• O Antagônico

O Jatene, O Zequinha, O Eguchi, O G5 e o Fogo no Parquinho



Demorou. Mas o Tucano saiu do ninho. O ex-governador Simão Jatene, depois de ficar em silêncio por muito tempo, botou o pé na estrada e já começou a conversar com aliados e lideranças políticas com vias às eleições do ano que vem. Já não era sem tempo. Esta semana, Jatene mandou um recado, via vídeo, que deu o que falar nas redes sociais. Ao despertar para a disputa que se avizinha, o tucano bota fogo no parquinho e passa a ser, por assim dizer, motivo de insônia para o governador Helder Barbalho, que botou a campanha de reeleição na rua, praticamente com dois anos de antecedência.

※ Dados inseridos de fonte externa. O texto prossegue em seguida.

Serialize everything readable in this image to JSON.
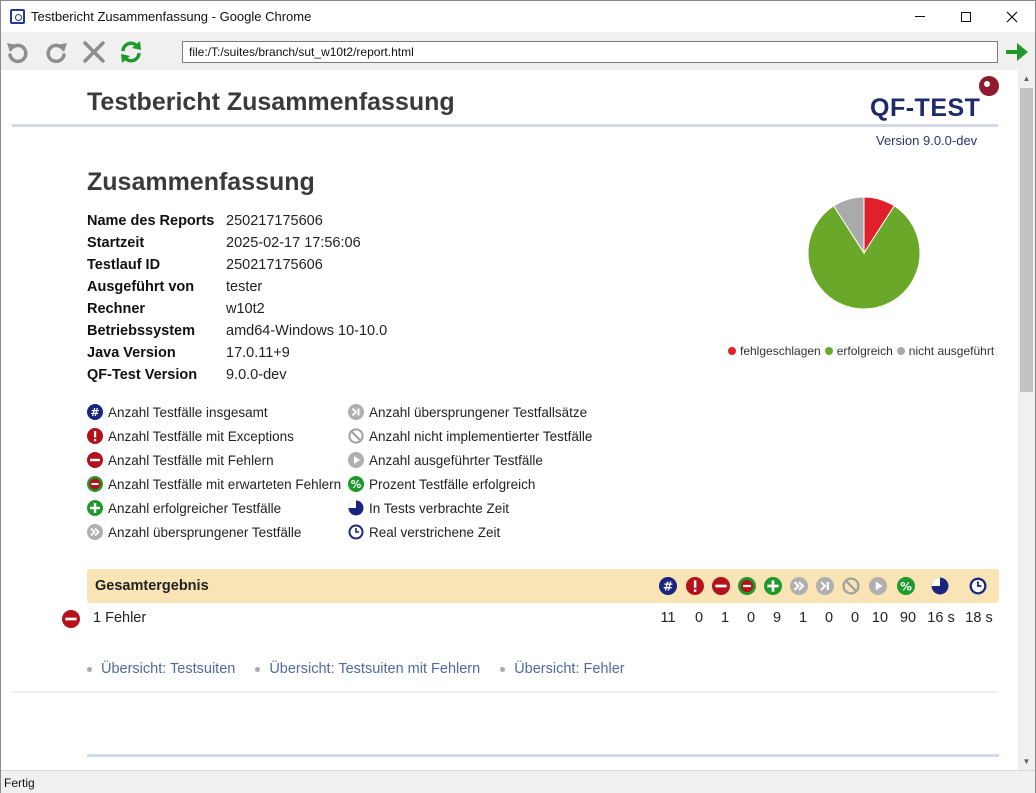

Para enfrentar o Barbalho, que não tem poupado dinheiro público para comprar partidos, deputados, lideranças e quem mais quiser negociar, o grupo de Jatene formou o chamado G5, que conta, além do tucano, com o ex-deputado Marcio Miranda, o ex-vice governador Helenilson Pontes, o delegado Everaldo Eguchi e o Senador Zequinha Marinho. E as conversas tem prosperado.


Na quarta-feira, Helenilson, Eguchi e Miranda se reuniram para uma conversa. Na sexta, Jatene recebeu Eguchi e Helenilson em seu recanto em Icoaraci. Diga-se de passagem, o tucano já está se mudando para o centro da capital paraense, onde está montando um QG para reuniões. Aliado de dentro do grupo disse a O Antagônico que a ideia é lançar duas candidaturas a governo, com Jatene, Helenilson e Marcio, em um polo e Zequinha e Eguchi no outro, como forma de garantir o segundo turno.


Quanto a cabeça de chapa nada definido. Entre Jatene, Miranda e Helenilson, todos estão afinados, tanto para governo quanto para vice, o mesmo acontecendo com Zequinha e Eguchi. No entanto, porém, contudo, uma chapa única não está descartada. Tudo vai depender das alianças que serão formadas a nível nacional, que podem mudar, radicalmente, o cenário político estadual.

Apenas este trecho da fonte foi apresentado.